Архитектурное убранство всех существующих в настоящее время интерьеров дома-комода целиком принадлежит XIX веку. Оно выполнено частью при И. Д. Трубецком, а частью еще позднее, когда здание приспосабливали для гимназии во второй половине столетия. Многое было перестроено и искажено при ремонтах в сравнительно недавнее время, уже в нашем веке. Стало быть, нынешняя обработка некоторых интерьеров является результатом двукратной, а то и трехкратной перестройки.
До настоящего времени в доме частично сохранилось убранство парадной спальни — небольшой прямоугольной комнаты в правом (западном) торце здания, расположенной между двумя круглыми помещениями. Сейчас здесь свободно и, казалось бы, не к месту стоят две колонны, но прежде их было четыре и им была поручена задача отделять альковную часть от предспальни. Сохранилась фотография начала XX века, запечатлевшая это помещение с двумя парами колонн под дугообразным антаблементом.
Нарядные декоративные колонки есть и в торцовой комнате правого флигеля. Она перекрыта сложной системой сводов, что делает ее очень эффектной. Обилие окон, два камина в такой небольшой комнате позволяют предположить, что в начале XIX века здесь был кабинет. На фотографии 1920-х годов хорошо видна декоративная живопись на своде купола и на парусах с традиционными ампирными деталями — завитками аканта, нитками бус, вазами. Может быть, она еще уцелела под нынешней штукатуркой?
В интерьерах дома кое-где сохранились высокие двери ампирного рисунка, но встречаются и более поздние.
Вторая половина XIX века с присущим ей стремлением к практичности ощущается во дворце на каждом шагу. Тогда многочисленные угловые печи, прямые и вогнутые, были облицованы незатейливыми изразцами, а старые деревянные лестницы заменены существующими чугунными. Узенькая лестница ведет из коридора, расположенного за овальным залом, на третий этаж. В юго-западном круглом помещении (левом ризалите дворового фасада) до недавнего времени находилась чугунная винтовая лестница; ныне она утрачена.
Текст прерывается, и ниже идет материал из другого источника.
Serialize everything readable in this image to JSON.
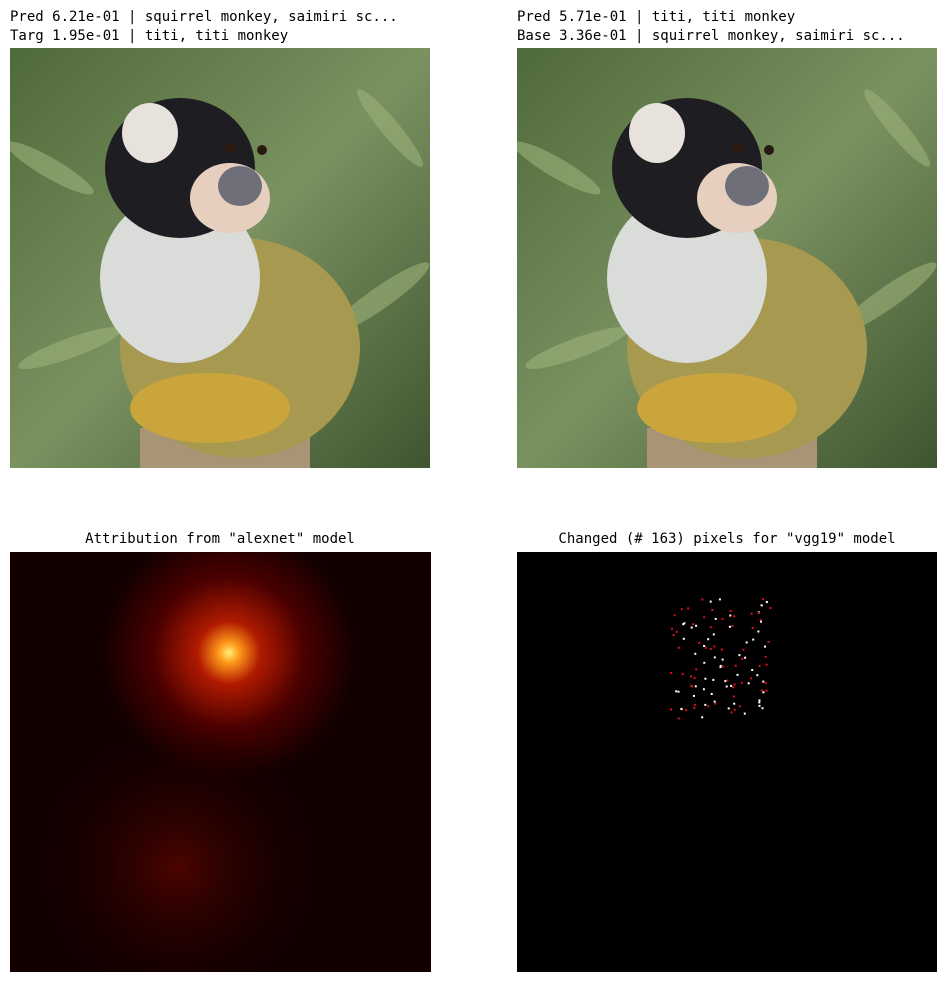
{
  "panels": [
    {
      "title": [
        "Pred 6.21e-01 | squirrel monkey, saimiri sc...",
        "Targ 1.95e-01 | titi, titi monkey"
      ]
    },
    {
      "title": [
        "Pred 5.71e-01 | titi, titi monkey",
        "Base 3.36e-01 | squirrel monkey, saimiri sc..."
      ]
    },
    {
      "title": "Attribution from \"alexnet\" model"
    },
    {
      "title": "Changed (# 163) pixels for \"vgg19\" model"
    }
  ]
}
Для многих старых московских домов чугунные лестницы стали своеобразной приметой художественных вкусов второй половины XIX века. Как трогательны они со своей мешаниной классических, древнерусских, мавританских мотивов! Обычно они служили для внутреннего пользования, по ним сновали слуги или же хозяева поднимались к себе в мезонин, в жилые покои.
Чугунные парадные лестницы встречаются реже, но в доме-комоде такая “редкость” есть. Переступил порог — и пронеслось полтора столетия. На улице остался век восемнадцатый и все барочные ухищрения, а каблуки уже стучат по черному ажуру времен Александра III.
Да так ли уж полтора столетия? Когда же был построен этот замечательный дом? Здесь можно назвать две наиболее часто упоминаемые в различных источниках даты: сороковые годы XVIII столетия, или шире — время правления императрицы Елизаветы Петровны, и шестидесятые годы того же века — время царствования Екатерины II.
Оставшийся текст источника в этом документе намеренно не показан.